• Deux lectures aux Toboggans poétiques pour ce soir (1)

    crédit photo anthropia # blog

    Les Tobbogans poétiques

    Cabaret de poésie

    La Fabrique

    70 rue Jean-Pierre Timbaud

    75011 PARIS

    à 20h

     

    Marbre


    Elle resta de marbre, absence d’émotion, de marbre en effet, le prix du matériau précieux rajoute à l’absence de pleurs, à Carrare ça ne pleure pas, Messieurs Dames.

    Réflexe d’Italie, une patricienne, le pathos est pour le peuple, pas pour elle. On lui voit le visage impavide, même le corps, tout le corps immobile, une femme de pierre.

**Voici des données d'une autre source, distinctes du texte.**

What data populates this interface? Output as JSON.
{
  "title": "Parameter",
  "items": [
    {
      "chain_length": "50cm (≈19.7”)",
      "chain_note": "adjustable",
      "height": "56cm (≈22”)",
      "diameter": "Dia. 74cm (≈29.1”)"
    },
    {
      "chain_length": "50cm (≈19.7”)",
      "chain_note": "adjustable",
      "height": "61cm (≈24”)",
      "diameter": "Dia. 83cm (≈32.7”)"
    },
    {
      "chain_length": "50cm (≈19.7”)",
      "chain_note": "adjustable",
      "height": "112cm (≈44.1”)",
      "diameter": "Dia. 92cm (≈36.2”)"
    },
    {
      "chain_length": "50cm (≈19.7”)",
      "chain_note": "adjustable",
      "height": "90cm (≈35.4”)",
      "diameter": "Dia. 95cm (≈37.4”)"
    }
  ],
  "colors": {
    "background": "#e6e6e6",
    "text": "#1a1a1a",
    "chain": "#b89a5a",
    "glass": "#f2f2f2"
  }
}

    Une femme de pierre ? Ça ne se dit pas, on a toujours dit l’homme de pierre, au paléolithique et toutes ces années, l’a conçu lui-même son tomawak, ficelé le silex sur le bâton, et donc allumait le feu sous la soupe qu’elle préparait pour son barbu, la Pierrette. Dans ces âges, l’avait pas intérêt à la jouer froide, quoique, de toutes façons, frigide ou pas, l’homo habilis prenait son dû, il la chassait, elle se faisait cueillir.

    Toujours cette propension des hommes à les vouloir passives.

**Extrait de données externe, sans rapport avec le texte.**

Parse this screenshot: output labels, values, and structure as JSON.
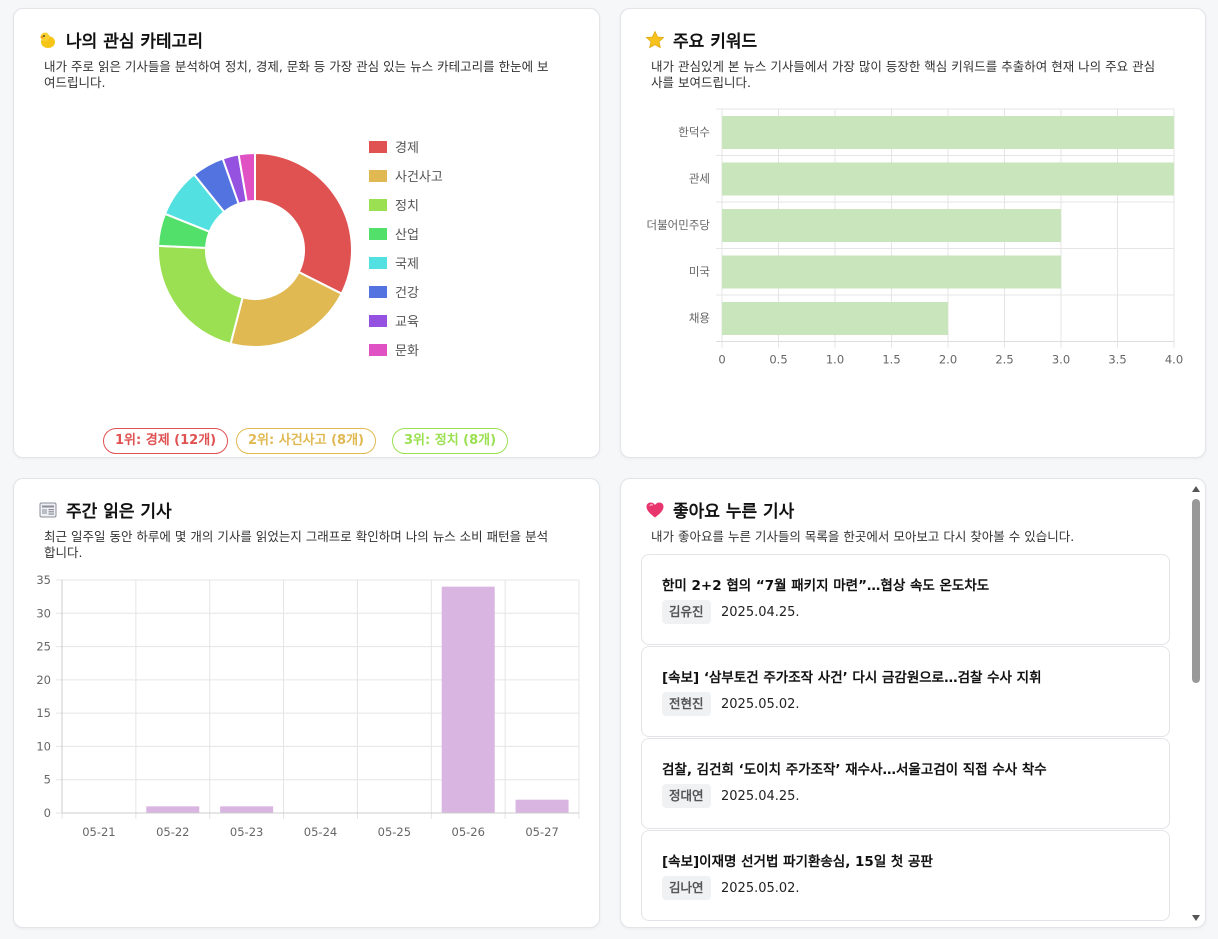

    Tel Pygmalion quand il a sculpté sa donzelle en ivoire, une dame blanche, mais quand-même jugée trop immobile, alors, il a supplié Vénus de lui en faire rencontrer une toute pareille, enfin pas tout à fait, une aussi belle, mais s’il vous plaît une tiède, une vivante, une qui rendrait les baisers, un distributeur automatique de caresses.

    De sa bouche animer les lèvres et sans doute ajouter quelques mots aussi. Tendres, de préférence, pas de paroles acides. Une poupée gonflable déjà, une Annie qui aime les sucettes, les… enfin vous voyez.

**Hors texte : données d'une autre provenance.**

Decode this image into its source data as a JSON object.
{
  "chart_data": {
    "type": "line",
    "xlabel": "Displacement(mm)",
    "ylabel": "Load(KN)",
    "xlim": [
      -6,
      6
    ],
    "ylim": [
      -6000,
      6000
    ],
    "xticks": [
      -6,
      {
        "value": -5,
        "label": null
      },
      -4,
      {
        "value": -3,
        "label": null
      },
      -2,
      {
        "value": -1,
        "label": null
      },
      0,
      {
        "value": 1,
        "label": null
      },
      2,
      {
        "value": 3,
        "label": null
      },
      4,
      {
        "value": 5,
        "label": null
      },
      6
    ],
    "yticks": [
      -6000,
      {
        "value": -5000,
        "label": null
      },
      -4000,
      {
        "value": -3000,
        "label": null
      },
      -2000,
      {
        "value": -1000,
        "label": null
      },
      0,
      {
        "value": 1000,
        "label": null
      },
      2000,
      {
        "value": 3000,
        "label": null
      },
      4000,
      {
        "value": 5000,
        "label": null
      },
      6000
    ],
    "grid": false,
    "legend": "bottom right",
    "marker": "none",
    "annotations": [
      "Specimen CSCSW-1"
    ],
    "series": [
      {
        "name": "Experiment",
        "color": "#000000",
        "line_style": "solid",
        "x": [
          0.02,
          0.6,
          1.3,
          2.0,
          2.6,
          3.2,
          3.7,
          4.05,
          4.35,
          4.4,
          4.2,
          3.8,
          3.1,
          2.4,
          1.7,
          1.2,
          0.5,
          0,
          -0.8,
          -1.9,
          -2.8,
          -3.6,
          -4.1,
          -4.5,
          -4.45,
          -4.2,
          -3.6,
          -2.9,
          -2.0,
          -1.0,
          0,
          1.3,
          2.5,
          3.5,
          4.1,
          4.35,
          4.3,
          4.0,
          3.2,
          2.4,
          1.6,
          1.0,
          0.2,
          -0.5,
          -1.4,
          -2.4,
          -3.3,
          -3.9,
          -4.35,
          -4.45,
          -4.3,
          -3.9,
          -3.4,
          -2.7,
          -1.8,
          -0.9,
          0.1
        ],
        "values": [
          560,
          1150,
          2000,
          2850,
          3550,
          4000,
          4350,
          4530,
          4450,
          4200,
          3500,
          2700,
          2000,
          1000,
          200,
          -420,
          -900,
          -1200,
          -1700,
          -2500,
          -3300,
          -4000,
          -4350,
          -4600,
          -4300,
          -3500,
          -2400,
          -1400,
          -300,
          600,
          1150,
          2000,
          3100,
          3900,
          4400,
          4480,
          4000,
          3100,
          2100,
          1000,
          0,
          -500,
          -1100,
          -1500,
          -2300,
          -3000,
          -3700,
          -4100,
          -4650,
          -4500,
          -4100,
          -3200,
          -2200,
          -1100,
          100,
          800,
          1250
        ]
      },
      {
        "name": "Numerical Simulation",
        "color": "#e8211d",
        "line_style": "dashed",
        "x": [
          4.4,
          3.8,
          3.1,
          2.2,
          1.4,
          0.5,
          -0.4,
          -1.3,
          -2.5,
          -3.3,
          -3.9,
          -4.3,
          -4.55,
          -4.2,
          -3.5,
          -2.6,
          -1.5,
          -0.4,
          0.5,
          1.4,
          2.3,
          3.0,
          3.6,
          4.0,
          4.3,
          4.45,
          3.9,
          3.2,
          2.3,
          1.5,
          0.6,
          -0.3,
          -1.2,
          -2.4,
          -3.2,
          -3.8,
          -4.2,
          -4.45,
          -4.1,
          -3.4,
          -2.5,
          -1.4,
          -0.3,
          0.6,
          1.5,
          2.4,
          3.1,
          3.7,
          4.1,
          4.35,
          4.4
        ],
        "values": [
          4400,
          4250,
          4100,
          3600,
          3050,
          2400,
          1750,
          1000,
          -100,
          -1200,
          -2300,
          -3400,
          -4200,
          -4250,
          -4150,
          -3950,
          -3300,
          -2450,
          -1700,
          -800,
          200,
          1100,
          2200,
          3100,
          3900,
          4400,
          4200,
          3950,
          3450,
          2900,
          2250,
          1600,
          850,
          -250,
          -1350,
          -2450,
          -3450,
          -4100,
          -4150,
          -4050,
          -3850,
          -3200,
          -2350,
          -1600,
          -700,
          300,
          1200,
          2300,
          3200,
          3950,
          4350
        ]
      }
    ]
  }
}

    Et la déesse, la traîtresse, la lui a faite, coup de baguette magique.

    Baguette.

    Oui, à la baguette, tu montes, tu descends, tu râles, et tu te tais.

    De l’homme des cavernes aux hommes des mythes,

    toujours question du tomawak.

    Tom a quoi ? Elle resta de marbre.

    A l’ère moderne, signe de maîtrise.

    Nous ne nous donnons qu’à ceux que nous voulons.

    Le marbre est veiné, la grandeur des femmes, nous sommes toutes des déesses.

    Sauf Vénus. Celle-là, toujours possible pour un nom de pressing ou d’institut de beauté, l’a perdu la cote, un prénom galvaudé, éventuellement valable pour une championne de tennis, enfin pas plus.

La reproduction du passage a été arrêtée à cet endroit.